The existing law allows authorities, under certain circumstances, to delay a suspect`s arraignment, to keep a security-related suspect in custody for a longer period of time than a suspect in another type of crime, to hold hearings in absentia and to limit the suspect`s freedom to appeal court decisions regarding his or her arrest. In addition, the law requires the security bodies that make use of these freedoms to file a biannual report indicating how often this law was implemented.
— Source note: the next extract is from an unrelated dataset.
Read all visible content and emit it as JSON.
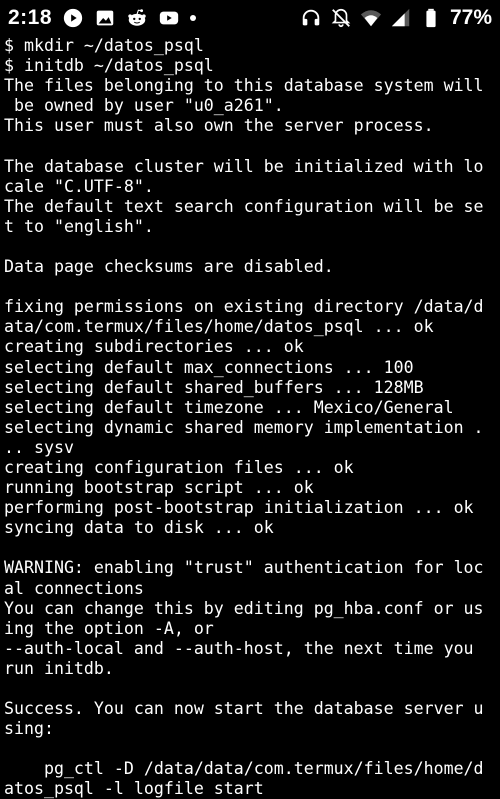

Justice Committee approves extension by a year of a temporary order that allows interrogators to delay bringing a suspect in a security-related crime before a judge for 96 hours

Deputy Attorney General Raz Nazri said statistics indicate that the Shin Bet (General Security Service) is making use of the temporary order in a ”logical and restrained” manner. In 2014, he told the committee, the law was used in cases involving only 23 of 200 relevant detainees, ”a relatively high figure compared with previous years.” This year has seen a significant reduction in the use of the law, Nazri said. ”The law`s clauses were implemented this year in cases that involved only seven of 341 relevant detainees. The Shin Bet is using this special tool only to prevent the loss of life,” he argued.

Nazri further told the committee that countries around the world ”want learn about our use of the anti-terror law.”

Addressing an investigation involving Jewish suspects, Nazri said ”there are no interrogations in the dark; the Shin Bet is not hiding anyone. All of the actions are being accompanied by the attorney general.” He admitted that in this case ”irregular measures have indeed been taken, and clauses of the discussed law have been implemented.” In response to a question by MK Uri Maklev (United Torah Judaism), he said the suspects ”have been allowed to put on Teffillin (phylacteries) and light candles. I personally spoke with the administrator at the facility in which they are being held. Terror is terror. There is no terror law for Arabs and a terror law for Jews. To our regret, there is also severe Jewish terror which sometimes justifies the use of these tools.”

Committee Chairman Nissan Slomiansky (HaBayit HaYehudi) refused to extend the temporary order by two years. The committee unanimously approved its extension by one year. Addressing the affair, he said ”if I will learn that there have been deviations from the law, I will hold a special meeting on the issue.”

MK Anat Berko (Likud) said ”Jewish terror should be treated like terror, but we must remember that we are facing jihadist Muslim terror.”